Shawn Ryan Show · #303 Mel Chancey - Youngest President in Hells Angels History · May 11, 2026
Hells Angels Leader Confesses to Ordering Retaliatory Violence Including Assault on Woman
Shawn Ryan Show
Shawn Ryan Show
#303 Mel Chancey - Youngest President in Hells Angels History
"That unwritten rule was like we saved it for the street. They beat up one of our guys' girlfriends that was a bartender. They walked into a bar and busted her nose. We didn't want to do it. The last thing I wanted to do was go sock up some girl but you brought us there and I was the one that wanted to do it and I was the one who did it. I did it to one of their girls."

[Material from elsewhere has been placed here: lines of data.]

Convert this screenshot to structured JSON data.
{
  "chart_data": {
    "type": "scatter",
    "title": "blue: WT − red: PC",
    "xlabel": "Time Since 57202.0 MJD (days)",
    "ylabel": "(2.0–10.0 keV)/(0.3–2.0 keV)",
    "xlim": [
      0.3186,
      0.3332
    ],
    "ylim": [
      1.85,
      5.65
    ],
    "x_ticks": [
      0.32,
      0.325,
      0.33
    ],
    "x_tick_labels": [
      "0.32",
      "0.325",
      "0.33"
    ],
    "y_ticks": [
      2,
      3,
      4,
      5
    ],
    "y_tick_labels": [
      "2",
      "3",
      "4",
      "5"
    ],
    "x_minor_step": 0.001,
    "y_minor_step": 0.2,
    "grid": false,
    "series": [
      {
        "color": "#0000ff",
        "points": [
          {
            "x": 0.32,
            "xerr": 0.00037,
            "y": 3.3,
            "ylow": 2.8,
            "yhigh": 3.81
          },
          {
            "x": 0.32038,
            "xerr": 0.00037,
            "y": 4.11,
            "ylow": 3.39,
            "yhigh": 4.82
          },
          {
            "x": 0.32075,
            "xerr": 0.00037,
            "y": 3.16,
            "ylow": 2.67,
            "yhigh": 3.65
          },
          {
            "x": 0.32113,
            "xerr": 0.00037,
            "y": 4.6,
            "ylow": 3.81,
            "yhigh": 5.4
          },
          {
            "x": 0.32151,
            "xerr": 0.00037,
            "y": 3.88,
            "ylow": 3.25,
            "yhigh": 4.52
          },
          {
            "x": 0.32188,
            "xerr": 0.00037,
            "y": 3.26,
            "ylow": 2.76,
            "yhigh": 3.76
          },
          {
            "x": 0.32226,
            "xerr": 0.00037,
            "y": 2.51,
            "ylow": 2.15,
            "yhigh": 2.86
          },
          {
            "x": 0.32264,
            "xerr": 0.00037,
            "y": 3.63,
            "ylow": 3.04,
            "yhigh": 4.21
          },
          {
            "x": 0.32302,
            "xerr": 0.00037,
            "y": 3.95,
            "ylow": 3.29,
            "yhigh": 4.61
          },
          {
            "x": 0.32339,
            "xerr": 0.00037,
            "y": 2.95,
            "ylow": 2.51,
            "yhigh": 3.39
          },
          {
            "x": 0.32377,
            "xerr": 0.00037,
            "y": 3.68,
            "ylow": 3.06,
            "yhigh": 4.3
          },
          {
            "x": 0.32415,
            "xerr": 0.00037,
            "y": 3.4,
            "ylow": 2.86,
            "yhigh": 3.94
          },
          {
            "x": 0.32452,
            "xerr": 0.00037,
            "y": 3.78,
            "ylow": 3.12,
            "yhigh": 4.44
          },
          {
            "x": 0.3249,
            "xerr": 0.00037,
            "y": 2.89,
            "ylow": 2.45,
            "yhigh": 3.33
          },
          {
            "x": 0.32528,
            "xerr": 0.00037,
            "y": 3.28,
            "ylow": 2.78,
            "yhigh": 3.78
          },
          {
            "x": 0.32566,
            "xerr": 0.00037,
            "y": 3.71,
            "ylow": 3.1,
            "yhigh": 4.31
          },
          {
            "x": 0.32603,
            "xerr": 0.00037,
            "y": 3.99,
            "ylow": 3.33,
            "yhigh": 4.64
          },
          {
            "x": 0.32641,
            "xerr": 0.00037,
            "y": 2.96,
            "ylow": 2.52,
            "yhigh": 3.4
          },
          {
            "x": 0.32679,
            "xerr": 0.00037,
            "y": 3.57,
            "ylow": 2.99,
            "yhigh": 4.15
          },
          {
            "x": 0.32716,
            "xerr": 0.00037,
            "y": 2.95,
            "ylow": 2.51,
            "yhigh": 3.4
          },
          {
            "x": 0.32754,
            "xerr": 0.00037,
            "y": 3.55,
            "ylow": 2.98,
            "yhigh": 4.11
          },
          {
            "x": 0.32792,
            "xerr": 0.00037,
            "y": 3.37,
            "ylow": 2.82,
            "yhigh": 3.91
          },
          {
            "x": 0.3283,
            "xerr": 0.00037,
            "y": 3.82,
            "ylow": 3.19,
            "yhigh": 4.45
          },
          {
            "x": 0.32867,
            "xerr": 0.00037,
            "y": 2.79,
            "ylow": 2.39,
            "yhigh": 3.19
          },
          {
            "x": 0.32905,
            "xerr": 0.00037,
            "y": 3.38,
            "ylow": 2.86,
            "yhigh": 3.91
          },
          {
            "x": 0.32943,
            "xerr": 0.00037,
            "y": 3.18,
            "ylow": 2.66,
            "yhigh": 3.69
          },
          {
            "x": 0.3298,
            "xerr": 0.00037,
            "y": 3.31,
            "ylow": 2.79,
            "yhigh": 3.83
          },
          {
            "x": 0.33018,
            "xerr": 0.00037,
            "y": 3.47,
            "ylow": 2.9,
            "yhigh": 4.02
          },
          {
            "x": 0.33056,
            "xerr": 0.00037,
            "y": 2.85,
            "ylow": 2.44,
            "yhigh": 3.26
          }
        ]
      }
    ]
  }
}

Chancey admitted to personally carrying out a retaliation attack on an Outlaws member's girlfriend at a strip club after the rival gang assaulted a Hells Angels associate who worked as a bartender. He described the unwritten rule against targeting families being violated by both sides as the six-year war escalated beyond street confrontations into bombings and targeted killings. The confession illustrates how the conflict descended into attacks on civilians despite initial boundaries.

About this episode

Host Sean Ryan sits down with Mel Chancey, the youngest president in Hells Angels history, who ran the Chicago chapter during one of the bloodiest biker wars in American history before finding Christianity in federal prison. Chancey provides a detailed chronological account beginning with his strict Catholic upbringing in suburban Chicago, where at 16 he was both expelled from school for assaulting the principal and became a father. He describes meeting Hell's Henchmen members at a gym, prospecting for the club, and becoming a full member at 20 before the chapter merged with the Hells Angels in 1994—a move that ignited a six-year war with the rival Outlaws motorcycle club. The conflict escalated from bar brawls with ball-peen hammers to highway shootings, bombings including a 100-pound C4 device (the third largest domestic bomb in U.S. history at the time), and multiple murders on both sides. Chancey reveals that undercover ATF agent Chris Bayless infiltrated the chapter through a member who knowingly vouched for him, attending meetings and feeding intelligence that interdicted planned attacks. Arrested on RICO charges in 2004, Chancey describes a spiritual conversion in his holding cell where he surrendered to God, ultimately serving 49 months and cooperating with prosecutors without implicating others. He explains his philosophy of 'full surrender' to Christ, contrasting his violent past with his current work running Core Medical Foundation, hosting the John 3:16 Devotional Team, and partnering with Dwayne 'The Rock' Johnson and Jon Bernthal on an upcoming biopic. The interview includes extensive discussion of motorcycle club structure, the economics of the drug trade that funded his lifestyle, his simultaneous relationships with multiple women, and specific violent incidents including the removal of an unauthorized Hells Angels tattoo. Chancey closes with prayer and a mission statement that no one is too far gone for redemption, citing examples of former Pagans Sergeant at Arms members and other one-percenters who've reached out after hearing his testimony.